Monensin suppresses cell proliferation and invasion in ovarian cancer by enhancing MEK1 SUMOylation.

Abstract

Ovarian cancer is the most lethal gynecologic malignancy, and is usually diagnosed at an advanced stage. Most patients relapse within 12-24 months and die from progressive chemotherapy-resistant diseases. Significant progress has been made in developing new targeted therapies for human cancer, including ovarian cancer. However, an effective alternative to drug development is to repurpose drugs. The present study investigated the possibility of reusing the antibiotic monensin as an anti-ovarian cancer drug.
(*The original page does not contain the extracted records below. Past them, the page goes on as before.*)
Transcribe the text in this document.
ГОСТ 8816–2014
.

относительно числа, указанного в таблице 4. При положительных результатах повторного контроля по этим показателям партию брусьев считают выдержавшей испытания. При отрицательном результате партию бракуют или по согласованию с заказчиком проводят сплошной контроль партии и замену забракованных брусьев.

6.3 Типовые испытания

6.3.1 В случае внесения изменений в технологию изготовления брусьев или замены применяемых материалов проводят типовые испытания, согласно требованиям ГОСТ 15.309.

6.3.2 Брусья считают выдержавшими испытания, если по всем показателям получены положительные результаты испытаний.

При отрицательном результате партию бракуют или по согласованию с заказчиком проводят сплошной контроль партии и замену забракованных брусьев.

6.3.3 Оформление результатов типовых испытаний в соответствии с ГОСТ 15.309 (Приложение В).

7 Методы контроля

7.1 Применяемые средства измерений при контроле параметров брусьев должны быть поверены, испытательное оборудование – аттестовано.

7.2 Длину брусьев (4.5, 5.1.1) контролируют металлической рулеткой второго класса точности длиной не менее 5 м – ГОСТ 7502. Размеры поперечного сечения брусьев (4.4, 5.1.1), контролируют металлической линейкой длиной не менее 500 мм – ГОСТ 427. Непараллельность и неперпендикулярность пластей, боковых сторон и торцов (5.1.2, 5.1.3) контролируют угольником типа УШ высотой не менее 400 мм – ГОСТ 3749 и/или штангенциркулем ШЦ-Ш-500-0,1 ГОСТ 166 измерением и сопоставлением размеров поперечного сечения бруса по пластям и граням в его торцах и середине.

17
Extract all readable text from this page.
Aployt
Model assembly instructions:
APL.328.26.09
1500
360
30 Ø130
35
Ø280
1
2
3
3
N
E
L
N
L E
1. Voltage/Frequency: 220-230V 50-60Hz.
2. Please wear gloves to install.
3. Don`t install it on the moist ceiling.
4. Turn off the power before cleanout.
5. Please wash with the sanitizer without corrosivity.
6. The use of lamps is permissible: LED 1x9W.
After applying a series of titrated monensin on a panel of ovarian cancer cell lines, the growth, migration and invasion of cells were explored. Multiple signaling molecules associated with epithelial-to-mesenchymal transition were also regulated by monensin. The mitogen-activated protein kinase (MEK)-extracellular signal-regulated kinase (ERK) pathway was further found to be the key regulator affected by monensin. Additionally, monensin enhanced the MEK1 SUMOylation in vitro and in vivo, and the SUMOylation degree depended on time and dose. Xenograft studies verified that monensin effectively inhibited xenograft tumor growth by increasing the SUMOylation of MEK1. The aforementioned results suggested that monensin is a good candidate for anti-ovarian cancer by enhancing MEK1 SUMOylation and inhibiting the MEK-ERK pathway.